Serdar Aytemiz’in katkılarıyla yapmış olduğum bu makete aylar önce başlamıştım; hatta bir seneyi geçmiş bile olabilir. Araya dersler ve başka maketlerin girmesi sebebiyle ancak geçen gün bitirebildim uçağı. Gerçi hâlâ eksiği var, sol taraftaki kanopi parçası. Keza kanopi tek parça olarak çıkıyor kutudan ve onca detay kapalı kalıyor. Pek tabii bilenler bilir sakarlıkta üstüme yoktur ve ben o parçayı kaybettim ya olsun o kadar.

Kitin toplanmasında bir sorun yaşadığımı, en azından macunluk bir sorun yaşadığımı hatırlamıyorum. Bunun dışında detay olarak yeteri kadar tatmin edici boyutta olan bir maket.

Maketin yapımı kutudan çıktığı gibi oldu (aslında sadece koltuk kemerlerini eduard’dan ekledim)

Yapımın sonunda boyamayı müteakip eskitmeye sıra geldiki burada tamamen hayal gücümü kullandım.

Kanatlara önce metal sonra sarı sonra “olive drab” rengini atmıştım ki gözümün döneceği baştan belliymiş kanat köklerine zımpara ile daldım ve metale kadar indim, yinede gazabıma uğrayan bir tek sağ taraf oldu; eh malum o taraf daha çok kullanılıyor bu uçaklarda inip binmek için.

Sonrasında “yahu bu uçak afrika’nın tunus ülkesinde uçmuş,çöle yakınmış, güneşten kavrulmuştur zavallıcık” deyip “olive drab” rengine beyaz katmak sureti ile açmış olduğum rengi oraya buraya attım ve uçağın rengini soldurtmaya çalıştım.

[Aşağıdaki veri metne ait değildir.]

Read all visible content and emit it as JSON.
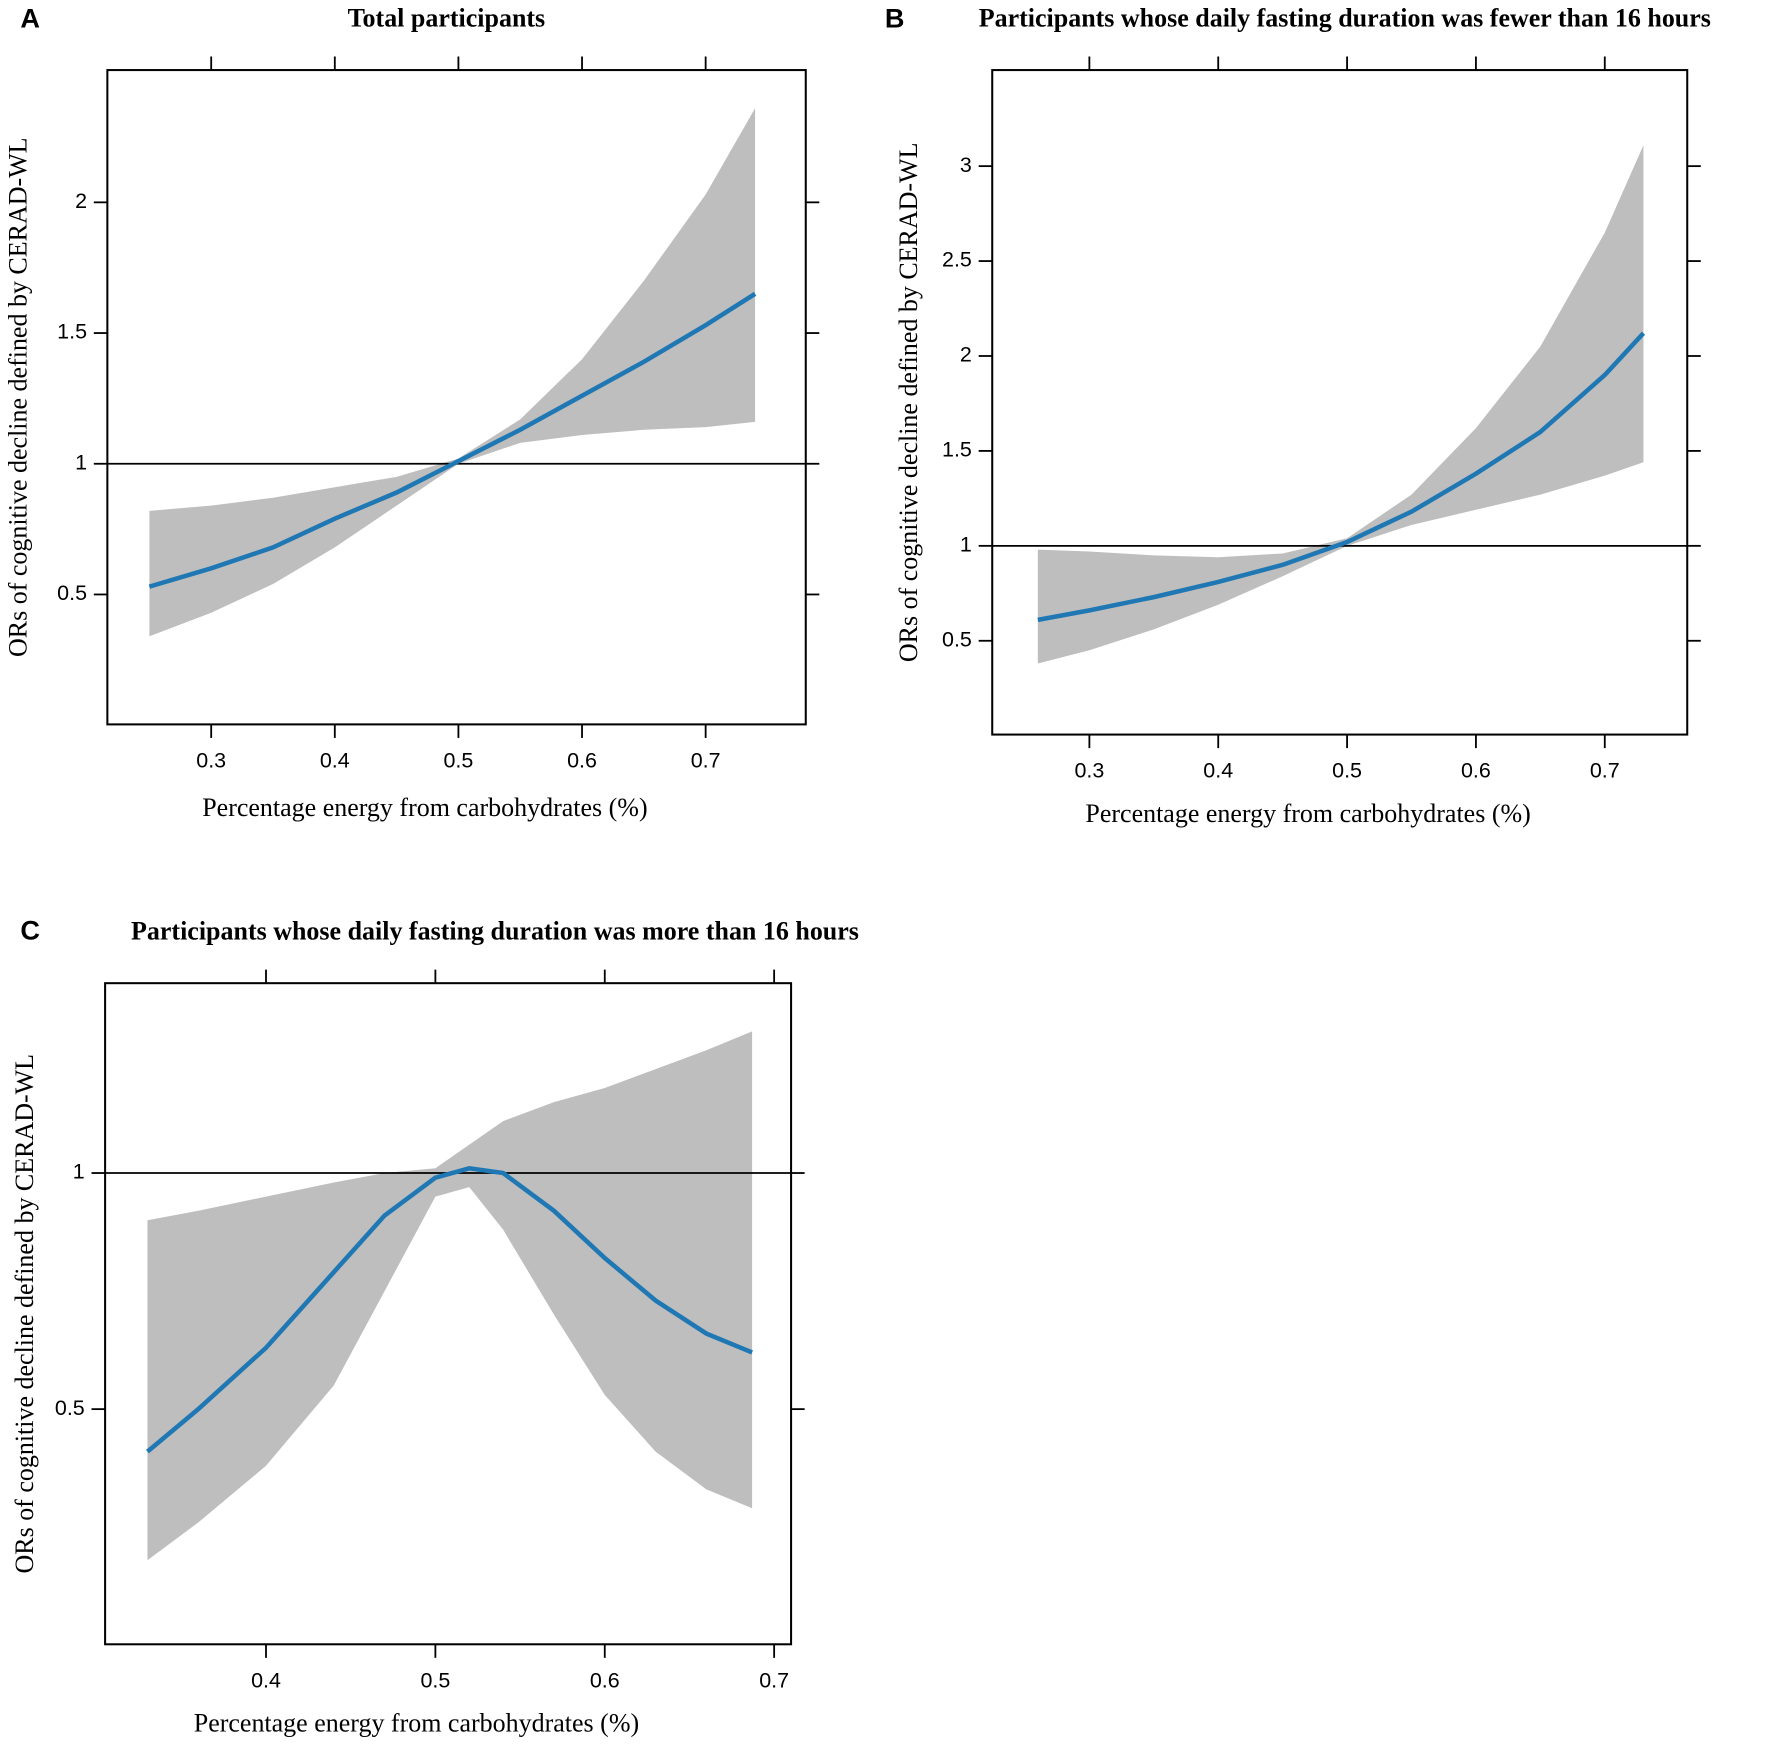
{
  "chart_data": [
    {
      "type": "line",
      "panel": "A",
      "title": "Total  participants",
      "x_label": "Percentage energy from carbohydrates (%)",
      "y_label": "ORs of cognitive decline defined by CERAD-WL",
      "xlim": [
        0.216,
        0.781
      ],
      "ylim": [
        0.003,
        2.506
      ],
      "xticks": [
        0.3,
        0.4,
        0.5,
        0.6,
        0.7
      ],
      "yticks": [
        0.5,
        1.0,
        1.5,
        2.0
      ],
      "reference_line": 1.0,
      "color": "#1f78b4",
      "band_color": "#bebebe",
      "x": [
        0.25,
        0.3,
        0.35,
        0.4,
        0.45,
        0.5,
        0.55,
        0.6,
        0.65,
        0.7,
        0.74
      ],
      "values": [
        0.53,
        0.6,
        0.68,
        0.79,
        0.89,
        1.01,
        1.13,
        1.26,
        1.39,
        1.53,
        1.65
      ],
      "lower": [
        0.34,
        0.43,
        0.54,
        0.68,
        0.84,
        1.0,
        1.08,
        1.11,
        1.13,
        1.14,
        1.16
      ],
      "upper": [
        0.82,
        0.84,
        0.87,
        0.91,
        0.95,
        1.02,
        1.17,
        1.4,
        1.7,
        2.03,
        2.36
      ]
    },
    {
      "type": "line",
      "panel": "B",
      "title": "Participants whose daily fasting duration was fewer than 16 hours",
      "x_label": "Percentage energy from carbohydrates (%)",
      "y_label": "ORs of cognitive decline defined by CERAD-WL",
      "xlim": [
        0.2246,
        0.764
      ],
      "ylim": [
        0.006,
        3.506
      ],
      "xticks": [
        0.3,
        0.4,
        0.5,
        0.6,
        0.7
      ],
      "yticks": [
        0.5,
        1.0,
        1.5,
        2.0,
        2.5,
        3.0
      ],
      "reference_line": 1.0,
      "color": "#1f78b4",
      "band_color": "#bebebe",
      "x": [
        0.26,
        0.3,
        0.35,
        0.4,
        0.45,
        0.5,
        0.55,
        0.6,
        0.65,
        0.7,
        0.73
      ],
      "values": [
        0.61,
        0.66,
        0.73,
        0.81,
        0.9,
        1.02,
        1.18,
        1.38,
        1.6,
        1.9,
        2.12
      ],
      "lower": [
        0.38,
        0.45,
        0.56,
        0.69,
        0.84,
        1.0,
        1.11,
        1.19,
        1.27,
        1.37,
        1.44
      ],
      "upper": [
        0.98,
        0.97,
        0.95,
        0.94,
        0.96,
        1.04,
        1.27,
        1.62,
        2.05,
        2.65,
        3.11
      ]
    },
    {
      "type": "line",
      "panel": "C",
      "title": "Participants whose daily fasting duration was more than 16 hours",
      "x_label": "Percentage energy from carbohydrates (%)",
      "y_label": "ORs of cognitive decline defined by CERAD-WL",
      "xlim": [
        0.305,
        0.71
      ],
      "ylim": [
        0.002,
        1.402
      ],
      "xticks": [
        0.4,
        0.5,
        0.6,
        0.7
      ],
      "yticks": [
        0.5,
        1.0
      ],
      "reference_line": 1.0,
      "color": "#1f78b4",
      "band_color": "#bebebe",
      "x": [
        0.33,
        0.36,
        0.4,
        0.44,
        0.47,
        0.5,
        0.52,
        0.54,
        0.57,
        0.6,
        0.63,
        0.66,
        0.687
      ],
      "values": [
        0.41,
        0.5,
        0.63,
        0.79,
        0.91,
        0.99,
        1.01,
        1.0,
        0.92,
        0.82,
        0.73,
        0.66,
        0.62
      ],
      "lower": [
        0.18,
        0.26,
        0.38,
        0.55,
        0.75,
        0.95,
        0.97,
        0.88,
        0.7,
        0.53,
        0.41,
        0.33,
        0.29
      ],
      "upper": [
        0.9,
        0.92,
        0.95,
        0.98,
        1.0,
        1.01,
        1.06,
        1.11,
        1.15,
        1.18,
        1.22,
        1.26,
        1.3
      ]
    }
  ]
}
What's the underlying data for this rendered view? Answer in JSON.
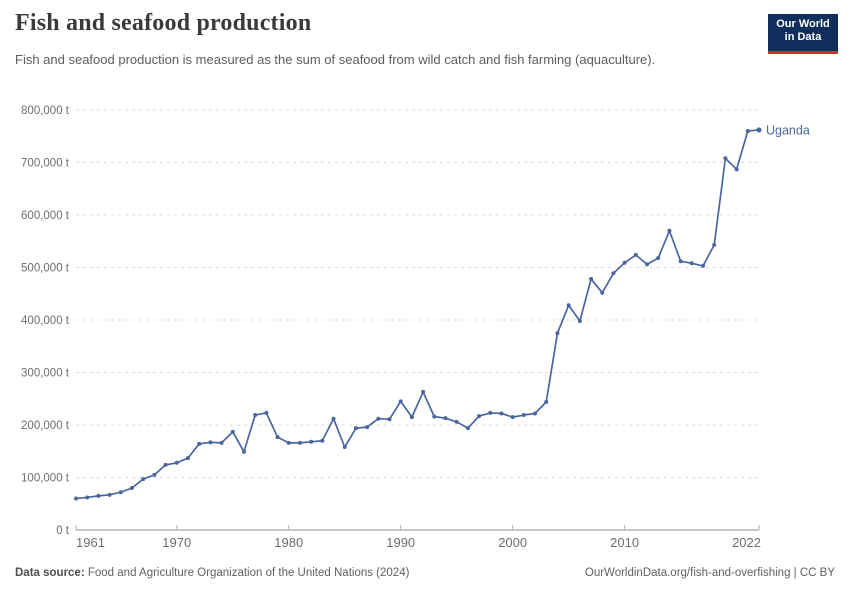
{
  "header": {
    "title": "Fish and seafood production",
    "subtitle": "Fish and seafood production is measured as the sum of seafood from wild catch and fish farming (aquaculture).",
    "logo": {
      "line1": "Our World",
      "line2": "in Data"
    }
  },
  "footer": {
    "source_label": "Data source:",
    "source_text": " Food and Agriculture Organization of the United Nations (2024)",
    "link_text": "OurWorldinData.org/fish-and-overfishing | CC BY"
  },
  "colors": {
    "line": "#4a669f",
    "entity_label": "#4a669f",
    "grid": "#dcdcdc",
    "axis": "#8f8f8f",
    "tick": "#b3b3b3",
    "logo_bg": "#0f2e5c",
    "logo_accent": "#d02f2f"
  },
  "chart_data": {
    "type": "line",
    "title": "Fish and seafood production",
    "unit": "t",
    "xlim": [
      1961,
      2022
    ],
    "ylim": [
      0,
      800000
    ],
    "grid": "dashed-horizontal",
    "legend_position": "end-of-line",
    "xticks": [
      1961,
      1970,
      1980,
      1990,
      2000,
      2010,
      2022
    ],
    "xtick_labels": [
      "1961",
      "1970",
      "1980",
      "1990",
      "2000",
      "2010",
      "2022"
    ],
    "yticks": [
      0,
      100000,
      200000,
      300000,
      400000,
      500000,
      600000,
      700000,
      800000
    ],
    "ytick_labels": [
      "0 t",
      "100,000 t",
      "200,000 t",
      "300,000 t",
      "400,000 t",
      "500,000 t",
      "600,000 t",
      "700,000 t",
      "800,000 t"
    ],
    "x": [
      1961,
      1962,
      1963,
      1964,
      1965,
      1966,
      1967,
      1968,
      1969,
      1970,
      1971,
      1972,
      1973,
      1974,
      1975,
      1976,
      1977,
      1978,
      1979,
      1980,
      1981,
      1982,
      1983,
      1984,
      1985,
      1986,
      1987,
      1988,
      1989,
      1990,
      1991,
      1992,
      1993,
      1994,
      1995,
      1996,
      1997,
      1998,
      1999,
      2000,
      2001,
      2002,
      2003,
      2004,
      2005,
      2006,
      2007,
      2008,
      2009,
      2010,
      2011,
      2012,
      2013,
      2014,
      2015,
      2016,
      2017,
      2018,
      2019,
      2020,
      2021,
      2022
    ],
    "series": [
      {
        "name": "Uganda",
        "values": [
          60000,
          62000,
          65000,
          67000,
          72000,
          80000,
          97000,
          105000,
          124000,
          128000,
          137000,
          164000,
          167000,
          166000,
          187000,
          149000,
          219000,
          223000,
          177000,
          166000,
          166000,
          168000,
          170000,
          212000,
          158000,
          194000,
          196000,
          212000,
          211000,
          245000,
          215000,
          263000,
          216000,
          213000,
          206000,
          194000,
          217000,
          223000,
          222000,
          215000,
          219000,
          222000,
          244000,
          375000,
          428000,
          398000,
          478000,
          452000,
          489000,
          509000,
          524000,
          506000,
          518000,
          570000,
          512000,
          508000,
          503000,
          543000,
          708000,
          687000,
          760000,
          762000
        ]
      }
    ]
  }
}
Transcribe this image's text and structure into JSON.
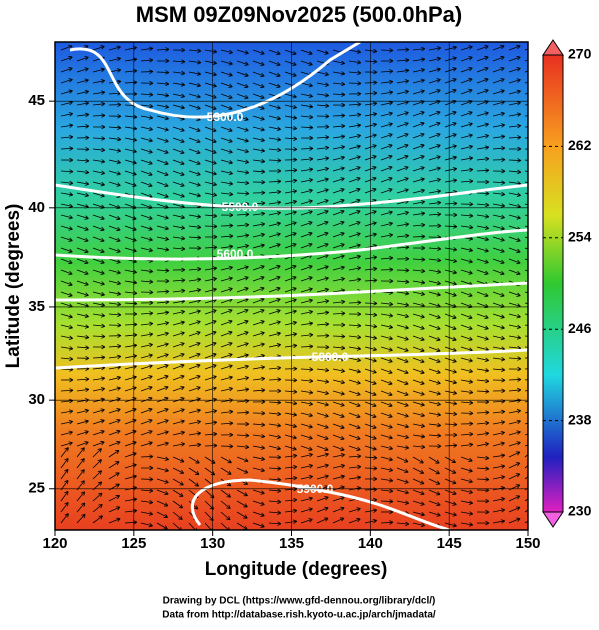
{
  "title": "MSM 09Z09Nov2025 (500.0hPa)",
  "map": {
    "xlabel": "Longitude (degrees)",
    "ylabel": "Latitude  (degrees)",
    "xlim": [
      120,
      150
    ],
    "ylim": [
      22.6,
      47.6
    ],
    "xticks": [
      120,
      125,
      130,
      135,
      140,
      145,
      150
    ],
    "yticks": [
      25,
      30,
      35,
      40,
      45
    ],
    "contour_labels": [
      {
        "value": 5300,
        "label": "5300.0"
      },
      {
        "value": 5500,
        "label": "5500.0"
      },
      {
        "value": 5600,
        "label": "5600.0"
      },
      {
        "value": 5800,
        "label": "5800.0"
      },
      {
        "value": 5900,
        "label": "5900.0"
      }
    ]
  },
  "colorbar": {
    "lim": [
      230,
      270
    ],
    "ticks": [
      230,
      238,
      246,
      254,
      262,
      270
    ]
  },
  "credits": [
    "Drawing by DCL (https://www.gfd-dennou.org/library/dcl/)",
    "Data from http://database.rish.kyoto-u.ac.jp/arch/jmadata/"
  ]
}
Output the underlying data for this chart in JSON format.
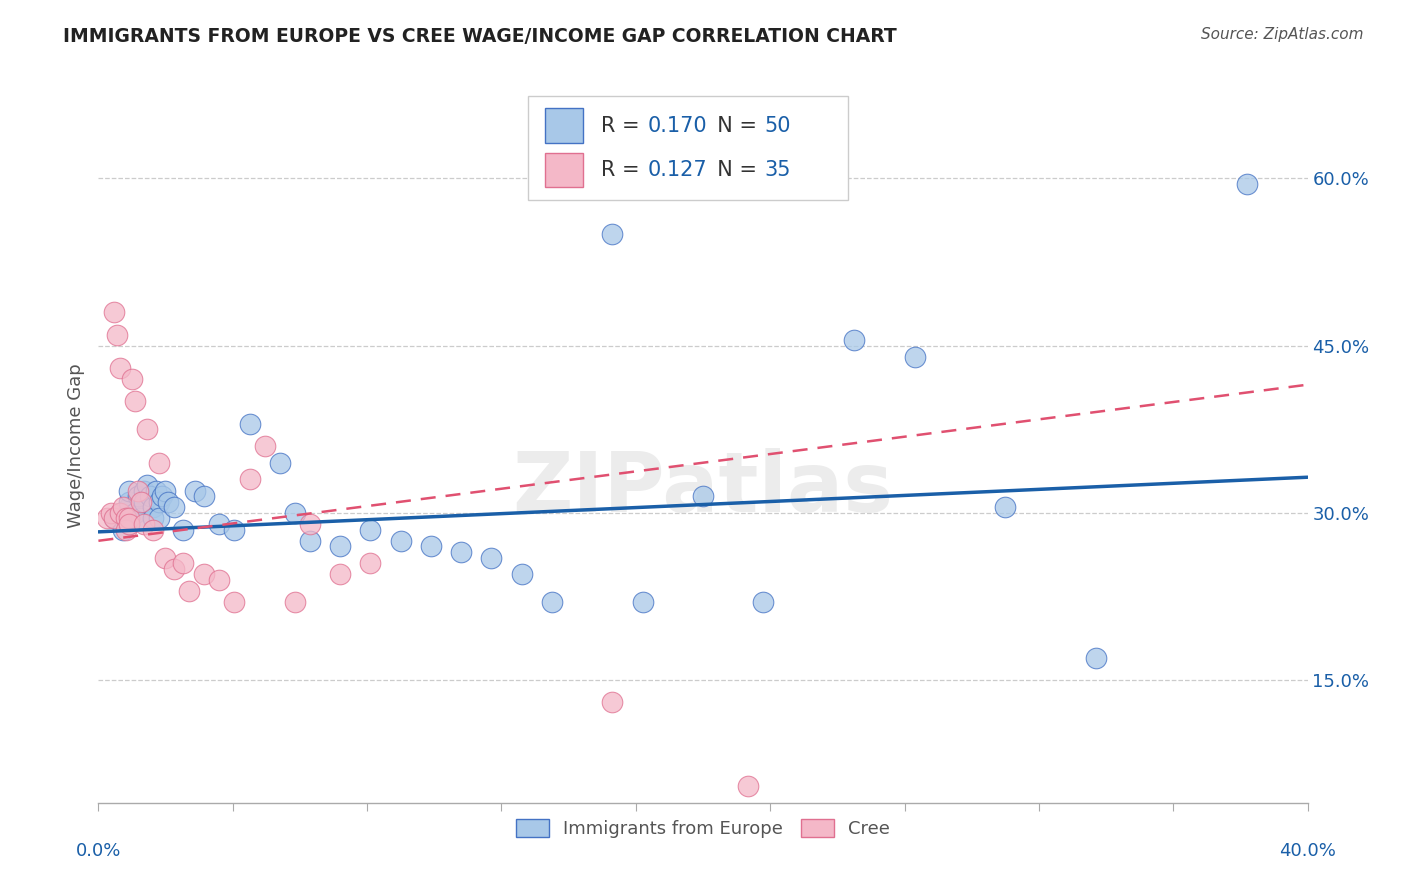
{
  "title": "IMMIGRANTS FROM EUROPE VS CREE WAGE/INCOME GAP CORRELATION CHART",
  "source": "Source: ZipAtlas.com",
  "ylabel": "Wage/Income Gap",
  "yticks": [
    0.15,
    0.3,
    0.45,
    0.6
  ],
  "ytick_labels": [
    "15.0%",
    "30.0%",
    "45.0%",
    "60.0%"
  ],
  "xlim": [
    0.0,
    0.4
  ],
  "ylim": [
    0.04,
    0.68
  ],
  "blue_R": "0.170",
  "blue_N": "50",
  "pink_R": "0.127",
  "pink_N": "35",
  "blue_fill": "#a8c8e8",
  "pink_fill": "#f4b8c8",
  "blue_edge": "#4472c4",
  "pink_edge": "#e07090",
  "blue_line_color": "#1a5fa8",
  "pink_line_color": "#e05070",
  "rn_text_color": "#1a5fa8",
  "label_color": "#1a5fa8",
  "legend_label_blue": "Immigrants from Europe",
  "legend_label_pink": "Cree",
  "watermark": "ZIPatlas",
  "blue_scatter_x": [
    0.005,
    0.007,
    0.008,
    0.009,
    0.01,
    0.01,
    0.01,
    0.01,
    0.012,
    0.013,
    0.014,
    0.015,
    0.015,
    0.016,
    0.017,
    0.018,
    0.018,
    0.019,
    0.02,
    0.02,
    0.021,
    0.022,
    0.023,
    0.025,
    0.028,
    0.032,
    0.035,
    0.04,
    0.045,
    0.05,
    0.06,
    0.065,
    0.07,
    0.08,
    0.09,
    0.1,
    0.11,
    0.12,
    0.13,
    0.14,
    0.15,
    0.17,
    0.18,
    0.2,
    0.22,
    0.25,
    0.27,
    0.3,
    0.33,
    0.38
  ],
  "blue_scatter_y": [
    0.295,
    0.3,
    0.285,
    0.295,
    0.305,
    0.29,
    0.31,
    0.32,
    0.3,
    0.315,
    0.295,
    0.32,
    0.31,
    0.325,
    0.315,
    0.305,
    0.295,
    0.32,
    0.31,
    0.295,
    0.315,
    0.32,
    0.31,
    0.305,
    0.285,
    0.32,
    0.315,
    0.29,
    0.285,
    0.38,
    0.345,
    0.3,
    0.275,
    0.27,
    0.285,
    0.275,
    0.27,
    0.265,
    0.26,
    0.245,
    0.22,
    0.55,
    0.22,
    0.315,
    0.22,
    0.455,
    0.44,
    0.305,
    0.17,
    0.595
  ],
  "pink_scatter_x": [
    0.003,
    0.004,
    0.005,
    0.005,
    0.006,
    0.007,
    0.007,
    0.008,
    0.009,
    0.009,
    0.01,
    0.01,
    0.011,
    0.012,
    0.013,
    0.014,
    0.015,
    0.016,
    0.018,
    0.02,
    0.022,
    0.025,
    0.028,
    0.03,
    0.035,
    0.04,
    0.045,
    0.05,
    0.055,
    0.065,
    0.07,
    0.08,
    0.09,
    0.17,
    0.215
  ],
  "pink_scatter_y": [
    0.295,
    0.3,
    0.48,
    0.295,
    0.46,
    0.43,
    0.3,
    0.305,
    0.295,
    0.285,
    0.295,
    0.29,
    0.42,
    0.4,
    0.32,
    0.31,
    0.29,
    0.375,
    0.285,
    0.345,
    0.26,
    0.25,
    0.255,
    0.23,
    0.245,
    0.24,
    0.22,
    0.33,
    0.36,
    0.22,
    0.29,
    0.245,
    0.255,
    0.13,
    0.055
  ],
  "blue_line_x": [
    0.0,
    0.4
  ],
  "blue_line_y": [
    0.283,
    0.332
  ],
  "pink_line_x": [
    0.0,
    0.4
  ],
  "pink_line_y": [
    0.275,
    0.415
  ]
}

Oradan buradan- pek tabii özellikle motorun ve hareketli parçaların orada- yağ kaçağını simüle etmeye çalışmışken bir de şu kuyruk takımındaki bez parçaları soldurayım dedim ki aklımı kaybedip karışımdan elde ettiğim tonun hepsini uyguladım.

En sonunda “bu sıcakta metali bolca dökülmüştür garibimin” deyip kafama uygun olan yerlere metal eskimesi yaptım ve tam da bitti derken “yahu bunlar bi de to toprağa maruz kalıyorlar, dur bir de ben bunun altında yere yakın olan göbecik kısmına toz efekti yapayım” dedim ve hunharca tabancayı alıp tetiği sıktım.

Sonuç ortada, bu kadar kötü olaya maruz kaldıktan sonra umarım geride kalanlar hoşunuza gitmiştir.

Fotoğrafları çeken Ufuk Aydıner’e teşekkürlerimi borç bilirim.